Insofern, liebe Frau Abgeordnete Leukefeld, konnte ich sehr deutlich machen, dass wir in den letzten vier Jahren wirklich viel auf Thüringer Seite erreicht haben, auch viel im Bundesrat bereits eingebracht haben, um hier das Thema tatsächlich weiter zu spielen und Veränderungen zu erreichen. Ich freue mich sehr, dass mein Kollege Herr Tiefensee jetzt den Ball auch aufgenommen hat und wir gemeinsam entsprechend aktiv werden im Bundesrat. Ich freue mich sehr auf diese gemeinsame Arbeit.

(Beifall DIE LINKE, SPD, BÜNDNIS 90/DIE GRÜNEN)

Aufgrund der Redezeitüberschreitung der Landesregierung haben jetzt alle Fraktionen noch einmal 2 Minuten. Wünscht noch jemand das Wort? Das kann ich nicht erkennen. Dann schließe ich den zweiten Teil der Aktuellen Stunde und rufe auf den dritten Teil

c) Aktuelle Stunde auf Antrag der Fraktion der CDU zum Thema: „Öffentlicher Gesundheitsdienst in Thüringen gefährdet?“ Unterrichtung durch den Präsidenten des Landtags - Drucksache 6/6544

Ich eröffne die Aussprache und erteile das Wort dem Abgeordneten Zippel, Fraktion der CDU.

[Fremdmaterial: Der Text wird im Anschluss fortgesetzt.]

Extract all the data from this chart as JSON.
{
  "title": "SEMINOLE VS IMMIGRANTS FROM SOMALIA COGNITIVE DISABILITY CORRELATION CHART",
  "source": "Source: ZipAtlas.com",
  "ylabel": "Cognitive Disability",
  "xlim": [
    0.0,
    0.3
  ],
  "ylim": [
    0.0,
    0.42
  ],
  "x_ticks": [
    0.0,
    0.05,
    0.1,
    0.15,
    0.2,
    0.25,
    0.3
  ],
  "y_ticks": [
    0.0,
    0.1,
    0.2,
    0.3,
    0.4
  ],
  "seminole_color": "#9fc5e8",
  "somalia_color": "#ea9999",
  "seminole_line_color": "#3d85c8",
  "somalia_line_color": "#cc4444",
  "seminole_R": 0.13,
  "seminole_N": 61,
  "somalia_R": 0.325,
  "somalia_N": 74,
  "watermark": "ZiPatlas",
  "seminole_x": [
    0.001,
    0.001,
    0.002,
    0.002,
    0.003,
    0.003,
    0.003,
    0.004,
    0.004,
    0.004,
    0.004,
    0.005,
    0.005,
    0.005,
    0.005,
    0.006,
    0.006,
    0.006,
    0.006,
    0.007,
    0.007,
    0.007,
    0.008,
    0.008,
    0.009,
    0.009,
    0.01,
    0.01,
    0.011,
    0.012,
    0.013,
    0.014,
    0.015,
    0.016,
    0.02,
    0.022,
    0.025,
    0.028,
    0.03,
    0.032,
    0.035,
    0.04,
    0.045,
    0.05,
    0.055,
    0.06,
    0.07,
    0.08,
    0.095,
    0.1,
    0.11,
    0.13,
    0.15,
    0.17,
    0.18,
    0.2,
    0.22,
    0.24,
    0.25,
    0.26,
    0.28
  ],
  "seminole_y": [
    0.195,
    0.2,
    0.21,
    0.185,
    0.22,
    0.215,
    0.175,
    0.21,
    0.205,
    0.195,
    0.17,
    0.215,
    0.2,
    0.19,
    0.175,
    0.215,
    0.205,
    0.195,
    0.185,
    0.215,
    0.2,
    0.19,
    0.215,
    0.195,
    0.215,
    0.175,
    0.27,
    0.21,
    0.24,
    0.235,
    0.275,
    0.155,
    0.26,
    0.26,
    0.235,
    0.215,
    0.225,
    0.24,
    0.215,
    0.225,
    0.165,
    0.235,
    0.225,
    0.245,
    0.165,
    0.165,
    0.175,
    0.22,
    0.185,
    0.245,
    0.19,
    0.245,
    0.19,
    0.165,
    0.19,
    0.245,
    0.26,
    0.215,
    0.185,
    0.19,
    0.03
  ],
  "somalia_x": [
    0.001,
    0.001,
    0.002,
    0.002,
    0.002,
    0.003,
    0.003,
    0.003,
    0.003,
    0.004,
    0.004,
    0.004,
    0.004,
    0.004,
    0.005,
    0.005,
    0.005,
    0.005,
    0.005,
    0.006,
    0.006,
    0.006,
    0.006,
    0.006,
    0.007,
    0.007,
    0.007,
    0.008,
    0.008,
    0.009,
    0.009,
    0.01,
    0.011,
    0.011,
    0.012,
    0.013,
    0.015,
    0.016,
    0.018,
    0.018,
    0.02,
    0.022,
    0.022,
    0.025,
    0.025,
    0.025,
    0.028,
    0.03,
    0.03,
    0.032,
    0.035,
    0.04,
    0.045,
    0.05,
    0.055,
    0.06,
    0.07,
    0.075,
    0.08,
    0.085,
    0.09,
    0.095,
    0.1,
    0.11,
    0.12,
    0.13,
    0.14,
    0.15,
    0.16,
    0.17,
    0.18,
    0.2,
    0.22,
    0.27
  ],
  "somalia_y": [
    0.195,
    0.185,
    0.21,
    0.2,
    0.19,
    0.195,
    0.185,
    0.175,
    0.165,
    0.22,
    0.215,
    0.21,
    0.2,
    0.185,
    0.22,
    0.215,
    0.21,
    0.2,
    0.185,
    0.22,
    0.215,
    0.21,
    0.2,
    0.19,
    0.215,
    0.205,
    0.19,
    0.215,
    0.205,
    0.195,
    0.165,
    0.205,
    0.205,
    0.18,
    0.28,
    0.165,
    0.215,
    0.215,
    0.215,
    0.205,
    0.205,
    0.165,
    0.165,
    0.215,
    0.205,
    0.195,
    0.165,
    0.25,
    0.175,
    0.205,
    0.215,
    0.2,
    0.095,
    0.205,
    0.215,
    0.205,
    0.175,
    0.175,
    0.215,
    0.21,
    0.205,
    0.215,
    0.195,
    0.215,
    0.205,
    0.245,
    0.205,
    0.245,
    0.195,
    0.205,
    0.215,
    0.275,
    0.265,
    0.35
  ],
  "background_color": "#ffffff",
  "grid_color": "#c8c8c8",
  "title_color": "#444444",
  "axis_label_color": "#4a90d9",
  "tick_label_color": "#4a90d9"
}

Sehr geehrte Frau Präsidentin, meine sehr geehrten Damen und Herren, Medienberichten zufolge hat der Unstrut-Hainich-Kreis einen traurigen Rekord aufgestellt: Er ist thüringenweit der erste Landkreis ohne Arzt im Gesundheitsdienst. Die beiden letzten verbliebenen Ärztinnen sind Anfang Novem

ber aus dem Gesundheitsamt ausgeschieden, Nachfolger gibt es für beide nicht.

Aber der Unstrut-Hainich-Kreis ist kein Einzelfall. Ende 2017 war rund ein Viertel aller Amtsarztstellen in Thüringen unbesetzt. In einem Landkreis sind die Amtsarztstellen seit 2013 erfolglos ausgeschrieben worden. Hinzu kommt: Nicht jede nominell besetzte Stelle bedeutet, dass der Amtsarzt tatsächlich einsatzfähig ist. Wir reden hier auch von einer ganzen Menge Langzeiterkrankter. Das „Freies Wort“ Sonneberg berichtete zum Beispiel in dieser Woche über einen Patienten, der auf der Suche nach einer Grippeschutzimpfung war. Wenn man diese Geschichte liest, könnte man sie fast für einen Scherz halten, wenn es nicht so tragisch wäre. Dieser Patient durchlief eine Odyssee von Arztpraxis zu Arztpraxis, es war kein Impfstoff vorhanden. Beim Gesundheitsamt des Landkreises Sonneberg sagte man ihm schließlich: Wir würden Sie ja impfen, wenn wir einen Amtsarzt hätten. Die Amtsärztin dort ist seit zwei Jahren krank. Das klingt wie ein Witz, aber es ist traurige Realität in Thüringen.

Seit Oktober 2016 können Landkreise und kreisfreie Städte eine anteilige Förderung des Landes beantragen, um das Gehaltsniveau für Ärzte im ÖGD attraktiver zu gestalten. Das ist löblich, aber nur ein Tropfen auf den heißen Stein. Außerdem hat das noch für Unfrieden in den Gesundheitsämtern gesorgt, da die Zulage nur bei Neueinstellungen greift. Diejenigen, die dort seit Jahren die Stellung halten, haben nichts davon.

Ich will kurz noch mal die Aufgabe der Gesundheitsämter zusammenfassen, um die Bedeutung hervorzuheben: Sie überwachen die Hygiene in Krankenhäusern und Arztpraxen, in Blutspendeeinrichtungen, in Schulen, sie sind tätig in der Suchtberatung, im Bereich der Beratung von Frauen in der Schwangerschaft, aber vor allem eben auch für regelmäßige schulärztliche und schulzahnärztliche Untersuchungen von Kindern und Jugendlichen.

Meine Damen und Herren, ich glaube, ich muss hier nicht erst ein Katastrophenszenario entwerfen, es ist bereits da. Jeder versteht, warum ein funktionsfähiger öffentlicher Gesundheitsdienst wichtig ist.